In one of his videos, Dr Mike explains that when diagnosing patients, GPs are on the lookout for two main types of illness:
1) Those which are most common or likely given the symptoms (eg flu is common during the flu season) and
2) Conditions that present high risk to the patient if undiagnosed early even if symptoms are minimal.
For example, many of the symptoms of ovarian cancer are commonly in other, less severe medical problems however the risk of people with ovaries developing it during their lifetime is high, as is the risk of death from it therefore care must be taken to not dismiss symptoms particularly if the patient is over 40/post menopause and thus at higher risk.
Specialised hardware for scanning could help identify cancers without the need to go to a doctor or hospital each time.
A scanner would harnesses supervised image classification (machine learning), through an international public repository of images of benign and malignant tumours/moles/swelling of organs etc as training data for identifying certain cancers.
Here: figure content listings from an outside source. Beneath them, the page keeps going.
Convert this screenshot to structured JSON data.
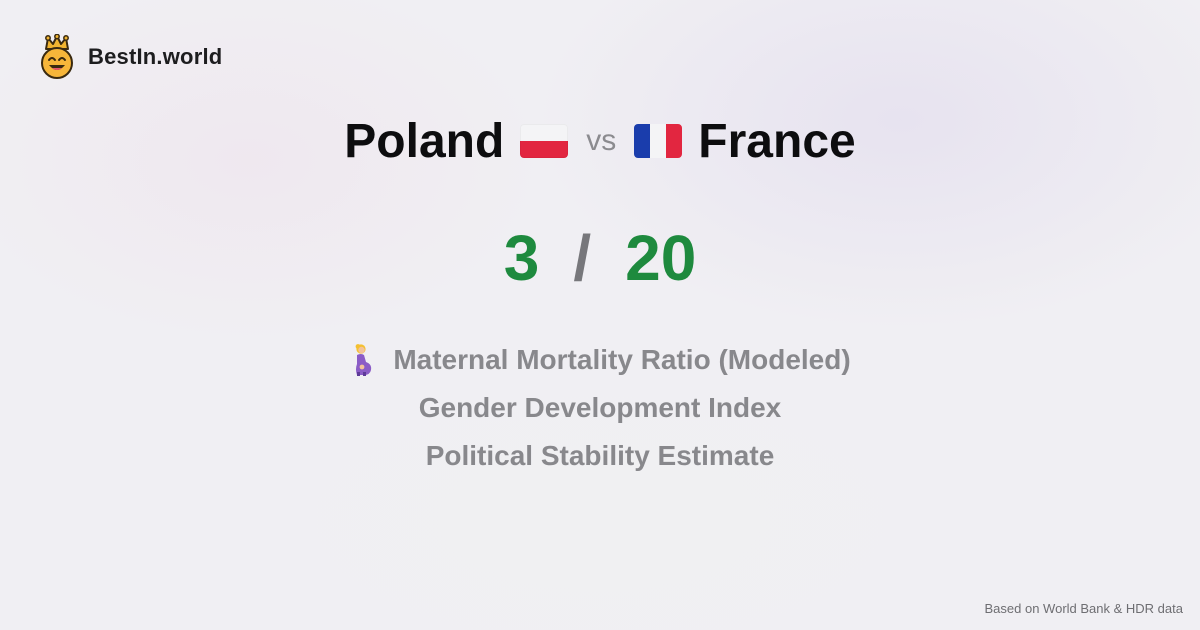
{
  "brand": {
    "name": "BestIn.world",
    "logo_icon": "crowned-smiley-icon"
  },
  "comparison": {
    "left_country": "Poland",
    "left_flag": "poland-flag-icon",
    "vs_label": "vs",
    "right_country": "France",
    "right_flag": "france-flag-icon"
  },
  "score": {
    "left": "3",
    "separator": "/",
    "right": "20",
    "color": "#1e8a3e"
  },
  "metrics": [
    {
      "label": "Maternal Mortality Ratio (Modeled)",
      "icon": "pregnant-woman-icon"
    },
    {
      "label": "Gender Development Index"
    },
    {
      "label": "Political Stability Estimate"
    }
  ],
  "footer": {
    "text": "Based on World Bank & HDR data"
  }
}
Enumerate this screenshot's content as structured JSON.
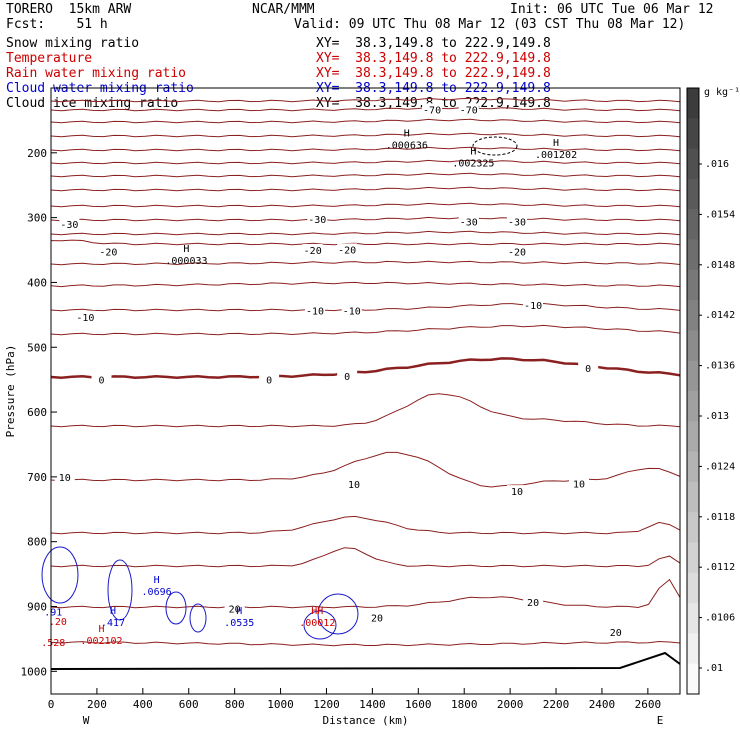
{
  "header": {
    "model": "TORERO  15km ARW",
    "center": "NCAR/MMM",
    "init": "Init: 06 UTC Tue 06 Mar 12",
    "fcst": "Fcst:    51 h",
    "valid": "Valid: 09 UTC Thu 08 Mar 12 (03 CST Thu 08 Mar 12)",
    "fields": [
      {
        "name": "Snow mixing ratio",
        "xy": "XY=  38.3,149.8 to 222.9,149.8",
        "color": "#000000"
      },
      {
        "name": "Temperature",
        "xy": "XY=  38.3,149.8 to 222.9,149.8",
        "color": "#cc0000"
      },
      {
        "name": "Rain water mixing ratio",
        "xy": "XY=  38.3,149.8 to 222.9,149.8",
        "color": "#cc0000"
      },
      {
        "name": "Cloud water mixing ratio",
        "xy": "XY=  38.3,149.8 to 222.9,149.8",
        "color": "#0000cc"
      },
      {
        "name": "Cloud ice mixing ratio",
        "xy": "XY=  38.3,149.8 to 222.9,149.8",
        "color": "#000000"
      }
    ]
  },
  "chart_data": {
    "type": "contour-cross-section",
    "xlabel": "Distance (km)",
    "ylabel": "Pressure (hPa)",
    "x_ticks": [
      0,
      200,
      400,
      600,
      800,
      1000,
      1200,
      1400,
      1600,
      1800,
      2000,
      2200,
      2400,
      2600
    ],
    "y_ticks": [
      200,
      300,
      400,
      500,
      600,
      700,
      800,
      900,
      1000
    ],
    "xlim": [
      0,
      2740
    ],
    "ylim": [
      100,
      1035
    ],
    "left_end_label": "W",
    "right_end_label": "E",
    "colorbar": {
      "unit": "g kg⁻¹",
      "ticks": [
        ".016",
        ".0154",
        ".0148",
        ".0142",
        ".0136",
        ".013",
        ".0124",
        ".0118",
        ".0112",
        ".0106",
        ".01"
      ]
    },
    "temperature_labels": [
      {
        "text": "-70",
        "x": 1660,
        "p": 133
      },
      {
        "text": "-70",
        "x": 1820,
        "p": 133
      },
      {
        "text": "-30",
        "x": 80,
        "p": 310
      },
      {
        "text": "-30",
        "x": 1160,
        "p": 302
      },
      {
        "text": "-30",
        "x": 1820,
        "p": 306
      },
      {
        "text": "-30",
        "x": 2030,
        "p": 306
      },
      {
        "text": "-20",
        "x": 250,
        "p": 352
      },
      {
        "text": "-20",
        "x": 1140,
        "p": 350
      },
      {
        "text": "-20",
        "x": 1290,
        "p": 349
      },
      {
        "text": "-20",
        "x": 2030,
        "p": 352
      },
      {
        "text": "-10",
        "x": 150,
        "p": 453
      },
      {
        "text": "-10",
        "x": 1150,
        "p": 443
      },
      {
        "text": "-10",
        "x": 1310,
        "p": 443
      },
      {
        "text": "-10",
        "x": 2100,
        "p": 435
      },
      {
        "text": "0",
        "x": 220,
        "p": 550
      },
      {
        "text": "0",
        "x": 950,
        "p": 550
      },
      {
        "text": "0",
        "x": 1290,
        "p": 544
      },
      {
        "text": "0",
        "x": 2340,
        "p": 532
      },
      {
        "text": "10",
        "x": 60,
        "p": 700
      },
      {
        "text": "10",
        "x": 1320,
        "p": 711
      },
      {
        "text": "10",
        "x": 2030,
        "p": 722
      },
      {
        "text": "10",
        "x": 2300,
        "p": 710
      },
      {
        "text": "20",
        "x": 800,
        "p": 903
      },
      {
        "text": "20",
        "x": 1420,
        "p": 917
      },
      {
        "text": "20",
        "x": 2100,
        "p": 893
      },
      {
        "text": "20",
        "x": 2460,
        "p": 939
      }
    ],
    "maxima_labels": [
      {
        "mark": "H",
        "value": ".000636",
        "x": 1550,
        "p": 187,
        "color": "#000000"
      },
      {
        "mark": "H",
        "value": ".002325",
        "x": 1840,
        "p": 215,
        "color": "#000000"
      },
      {
        "mark": "H",
        "value": ".001202",
        "x": 2200,
        "p": 202,
        "color": "#000000"
      },
      {
        "mark": "H",
        "value": ".000033",
        "x": 590,
        "p": 365,
        "color": "#000000"
      },
      {
        "mark": "H",
        "value": ".0696",
        "x": 460,
        "p": 876,
        "color": "#0000cc"
      },
      {
        "mark": "H",
        "value": ".417",
        "x": 270,
        "p": 924,
        "color": "#0000cc"
      },
      {
        "mark": "H",
        "value": ".0535",
        "x": 820,
        "p": 924,
        "color": "#0000cc"
      },
      {
        "mark": "H",
        "value": ".002102",
        "x": 220,
        "p": 952,
        "color": "#cc0000"
      },
      {
        "mark": "HH",
        "value": ".00012",
        "x": 1160,
        "p": 924,
        "color": "#cc0000"
      },
      {
        "mark": "",
        "value": ".91",
        "x": 10,
        "p": 908,
        "color": "#0000cc"
      },
      {
        "mark": "",
        "value": ".20",
        "x": 30,
        "p": 922,
        "color": "#cc0000"
      },
      {
        "mark": "",
        "value": ".528",
        "x": 10,
        "p": 955,
        "color": "#cc0000"
      }
    ]
  }
}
Ideally, as this global repository of training data more training data would make it easier to identify cancers in the early stages, possibly before they would even be detectable to the doctor or patient.
Potentially, people would not even have to make an appointment to go to a doctor or specialist to get a mole checked out - portable scanners could be more easily made available, either for purchase particularly by high-risk individuals or those with a past history or genetic predisposition towards cancers, or available for the general public to use at facilities such as gyms, or non-profit organisations running testing drives to raise awareness, or other institutions seeking to promote health, such as medical aid companies in particular - since oncological treatment is one of the most financially devastating medical costs for patients and thus medical aids often place limits on how much they will cover for that reason and would be strongly incentivised to detect cancers early.